HCCL_RDMA_TIMEOUT

Description

Configures the retransmission timeout of the RDMA NIC.

The minimum retransmission timeout of the RDMA NIC is calculated as follows: 4.096 μs × 2 ^ timeout. In the formula, timeout is the value of this environment variable, and the actual retransmission timeout is related to the user network status.

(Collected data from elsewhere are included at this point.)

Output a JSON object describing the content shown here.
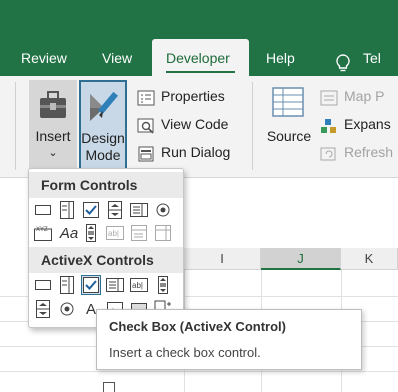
{
  "tabs": [
    {
      "label": "Review"
    },
    {
      "label": "View"
    },
    {
      "label": "Developer"
    },
    {
      "label": "Help"
    },
    {
      "label": "Tel"
    }
  ],
  "ribbon": {
    "insert": {
      "line1": "Insert",
      "line2": "⌄"
    },
    "design_mode": {
      "line1": "Design",
      "line2": "Mode"
    },
    "properties": "Properties",
    "view_code": "View Code",
    "run_dialog": "Run Dialog",
    "source": "Source",
    "map_properties": "Map P",
    "expansion_packs": "Expans",
    "refresh_data": "Refresh"
  },
  "dropdown": {
    "form_controls_header": "Form Controls",
    "activex_controls_header": "ActiveX Controls",
    "form_row2_aa": "Aa",
    "activex_row2_a": "A"
  },
  "columns": [
    "I",
    "J",
    "K"
  ],
  "tooltip": {
    "title": "Check Box (ActiveX Control)",
    "description": "Insert a check box control."
  },
  "colors": {
    "brand_green": "#217346",
    "highlight_blue": "#2f6f92"
  }
}
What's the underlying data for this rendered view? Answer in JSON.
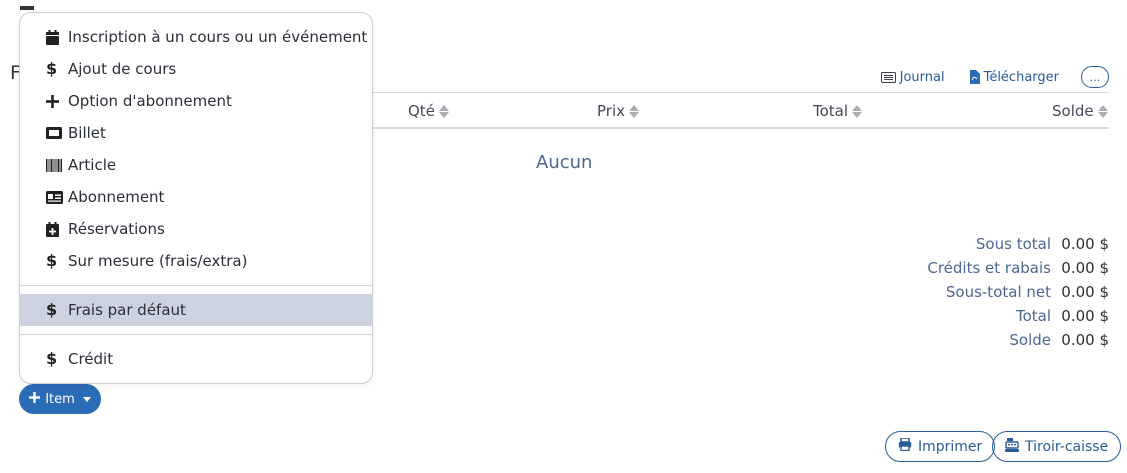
{
  "menu": {
    "items": [
      {
        "label": "Inscription à un cours ou un événement",
        "icon": "calendar-icon"
      },
      {
        "label": "Ajout de cours",
        "icon": "dollar-icon"
      },
      {
        "label": "Option d'abonnement",
        "icon": "plus-icon"
      },
      {
        "label": "Billet",
        "icon": "ticket-icon"
      },
      {
        "label": "Article",
        "icon": "barcode-icon"
      },
      {
        "label": "Abonnement",
        "icon": "id-card-icon"
      },
      {
        "label": "Réservations",
        "icon": "calendar-plus-icon"
      },
      {
        "label": "Sur mesure (frais/extra)",
        "icon": "dollar-icon"
      },
      {
        "label": "Frais par défaut",
        "icon": "dollar-icon",
        "highlighted": true
      },
      {
        "label": "Crédit",
        "icon": "dollar-icon"
      }
    ]
  },
  "header_letter": "F",
  "doc_actions": {
    "journal": "Journal",
    "download": "Télécharger",
    "more": "..."
  },
  "table": {
    "columns": [
      "Qté",
      "Prix",
      "Total",
      "Solde"
    ],
    "empty_text": "Aucun"
  },
  "totals": [
    {
      "label": "Sous total",
      "value": "0.00 $"
    },
    {
      "label": "Crédits et rabais",
      "value": "0.00 $"
    },
    {
      "label": "Sous-total net",
      "value": "0.00 $"
    },
    {
      "label": "Total",
      "value": "0.00 $"
    },
    {
      "label": "Solde",
      "value": "0.00 $"
    }
  ],
  "item_button": "Item",
  "footer_buttons": {
    "print": "Imprimer",
    "drawer": "Tiroir-caisse"
  },
  "colors": {
    "accent": "#2a6cb5",
    "link": "#2a5c98",
    "menu_highlight": "#ccd2de",
    "muted_text": "#4d6790"
  }
}
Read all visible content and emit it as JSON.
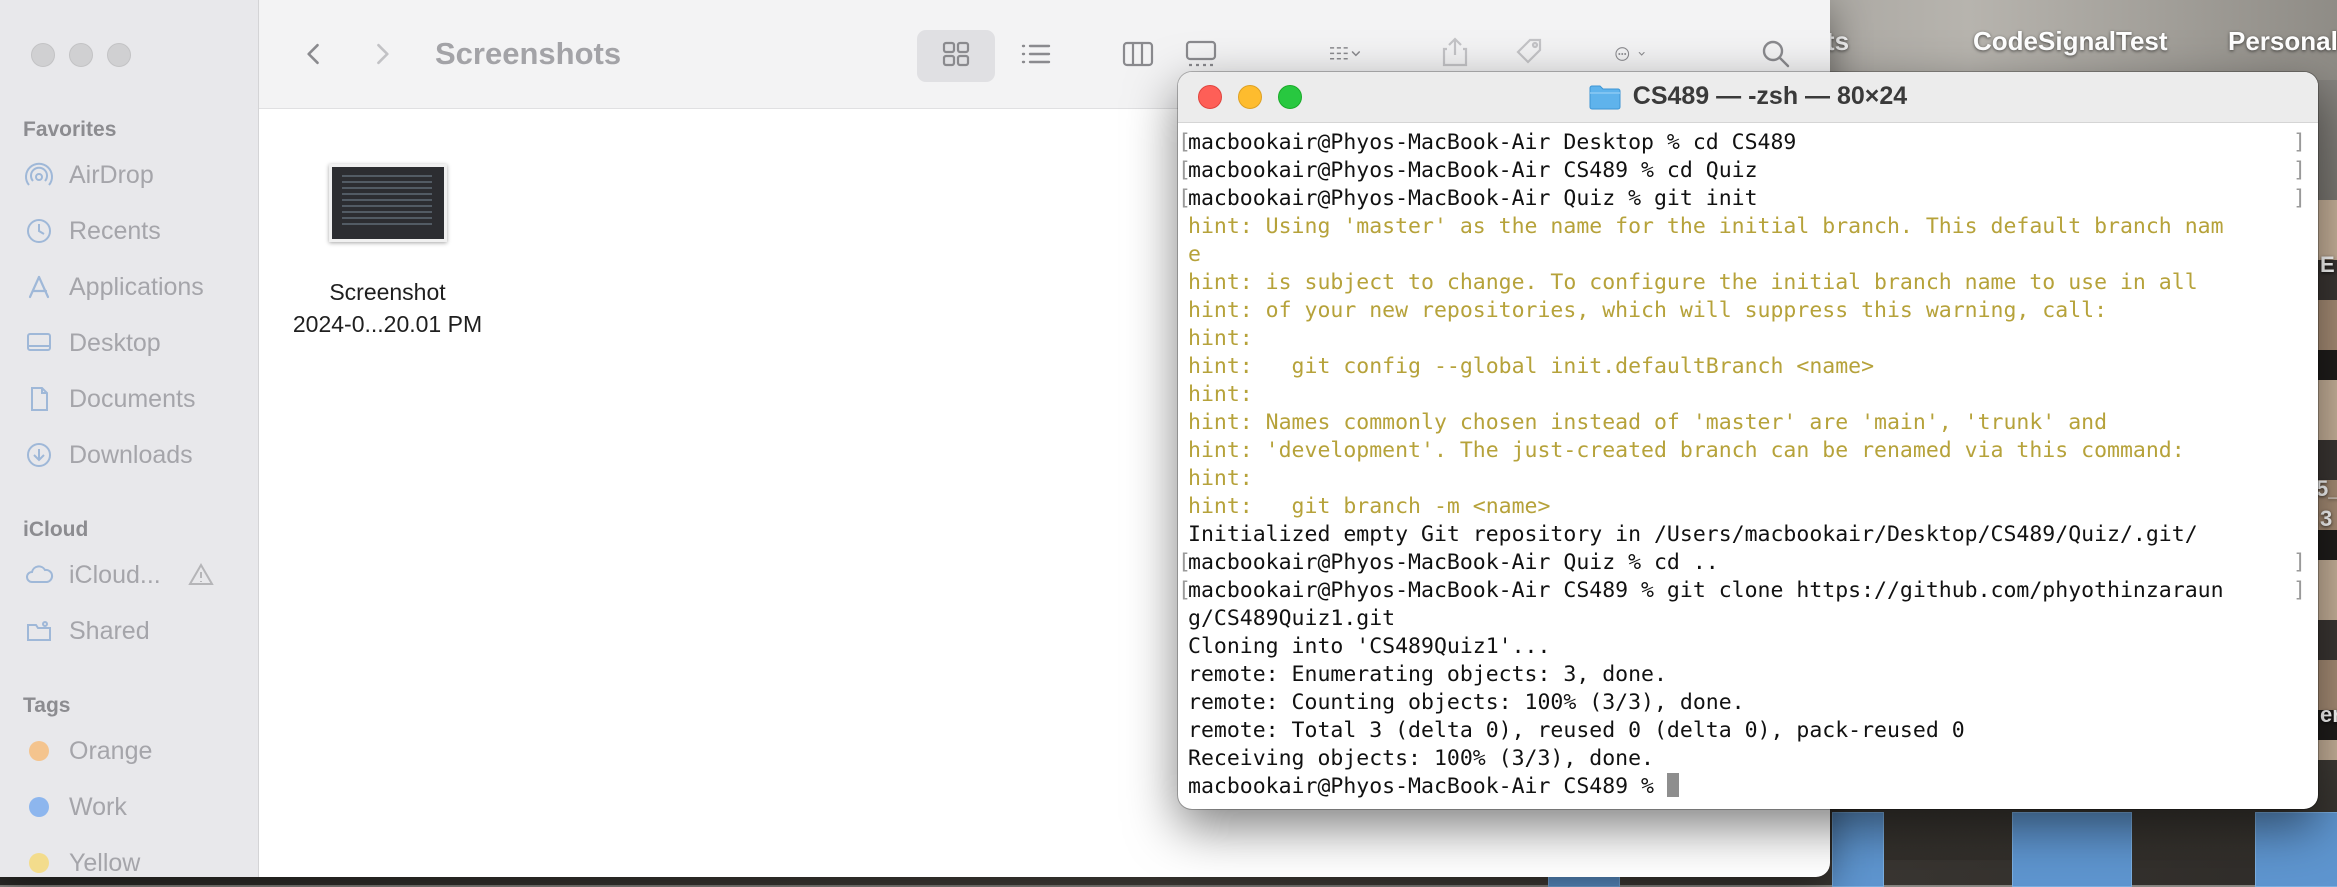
{
  "desktop": {
    "labels": [
      "ects",
      "CodeSignalTest",
      "Personal"
    ],
    "edge_texts": [
      "E",
      "5_",
      "3",
      "er"
    ]
  },
  "finder": {
    "title": "Screenshots",
    "sidebar": {
      "favorites_header": "Favorites",
      "favorites": [
        {
          "label": "AirDrop",
          "icon": "airdrop-icon"
        },
        {
          "label": "Recents",
          "icon": "clock-icon"
        },
        {
          "label": "Applications",
          "icon": "applications-icon"
        },
        {
          "label": "Desktop",
          "icon": "desktop-icon"
        },
        {
          "label": "Documents",
          "icon": "document-icon"
        },
        {
          "label": "Downloads",
          "icon": "download-icon"
        }
      ],
      "icloud_header": "iCloud",
      "icloud": [
        {
          "label": "iCloud...",
          "icon": "cloud-icon"
        },
        {
          "label": "Shared",
          "icon": "shared-folder-icon"
        }
      ],
      "tags_header": "Tags",
      "tags": [
        {
          "label": "Orange",
          "color": "#f4b774"
        },
        {
          "label": "Work",
          "color": "#6fa0e8"
        },
        {
          "label": "Yellow",
          "color": "#f2d46a"
        }
      ]
    },
    "files": [
      {
        "name_line1": "Screenshot",
        "name_line2": "2024-0...20.01 PM"
      }
    ]
  },
  "terminal": {
    "title": "CS489 — -zsh — 80×24",
    "lines": [
      {
        "type": "prompt",
        "text": "macbookair@Phyos-MacBook-Air Desktop % cd CS489"
      },
      {
        "type": "prompt",
        "text": "macbookair@Phyos-MacBook-Air CS489 % cd Quiz"
      },
      {
        "type": "prompt",
        "text": "macbookair@Phyos-MacBook-Air Quiz % git init"
      },
      {
        "type": "hint",
        "text": "hint: Using 'master' as the name for the initial branch. This default branch nam"
      },
      {
        "type": "hint",
        "text": "e"
      },
      {
        "type": "hint",
        "text": "hint: is subject to change. To configure the initial branch name to use in all"
      },
      {
        "type": "hint",
        "text": "hint: of your new repositories, which will suppress this warning, call:"
      },
      {
        "type": "hint",
        "text": "hint:"
      },
      {
        "type": "hint",
        "text": "hint:   git config --global init.defaultBranch <name>"
      },
      {
        "type": "hint",
        "text": "hint:"
      },
      {
        "type": "hint",
        "text": "hint: Names commonly chosen instead of 'master' are 'main', 'trunk' and"
      },
      {
        "type": "hint",
        "text": "hint: 'development'. The just-created branch can be renamed via this command:"
      },
      {
        "type": "hint",
        "text": "hint:"
      },
      {
        "type": "hint",
        "text": "hint:   git branch -m <name>"
      },
      {
        "type": "out",
        "text": "Initialized empty Git repository in /Users/macbookair/Desktop/CS489/Quiz/.git/"
      },
      {
        "type": "prompt",
        "text": "macbookair@Phyos-MacBook-Air Quiz % cd .."
      },
      {
        "type": "prompt",
        "text": "macbookair@Phyos-MacBook-Air CS489 % git clone https://github.com/phyothinzaraun"
      },
      {
        "type": "out",
        "text": "g/CS489Quiz1.git"
      },
      {
        "type": "out",
        "text": "Cloning into 'CS489Quiz1'..."
      },
      {
        "type": "out",
        "text": "remote: Enumerating objects: 3, done."
      },
      {
        "type": "out",
        "text": "remote: Counting objects: 100% (3/3), done."
      },
      {
        "type": "out",
        "text": "remote: Total 3 (delta 0), reused 0 (delta 0), pack-reused 0"
      },
      {
        "type": "out",
        "text": "Receiving objects: 100% (3/3), done."
      }
    ],
    "current_prompt": "macbookair@Phyos-MacBook-Air CS489 % "
  }
}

  • For the Atlas A3 training products/Atlas A3 inference products, set this environment variable to an integer ranging from 5 to 20. The default value is 20.
  • For the Atlas A2 training products/Atlas A2 inference products, set this environment variable to an integer ranging from 5 to 20. The default value is 20.
  • For the Atlas training products, set this environment variable to an integer ranging from 5 to 24. The default value is 20.
  • For the Atlas inference products, set this environment variable to an integer ranging from 5 to 24. The default value is 20.

Example

# If the retransmission timeout of the RDMA NIC is set to 6, the minimum retransmission timeout is 4.096 μs × 2 ^ 6 when the RDMA function is enabled on the NIC.
export HCCL_RDMA_TIMEOUT=6

Restrictions

None

Applicability

Atlas A3 training products/Atlas A3 inference products

Atlas A2 training products/Atlas A2 inference products (For Atlas A2 training products/Atlas A2 inference products, only the Atlas 800T A2 training server, Atlas 900 A2 PoD cluster basic unit, and Atlas 200T A2 Box16 heterogeneous subrack are supported.)

Atlas training products

Atlas inference products (For the Atlas inference products, only the Atlas 300I Duo inference card is supported.)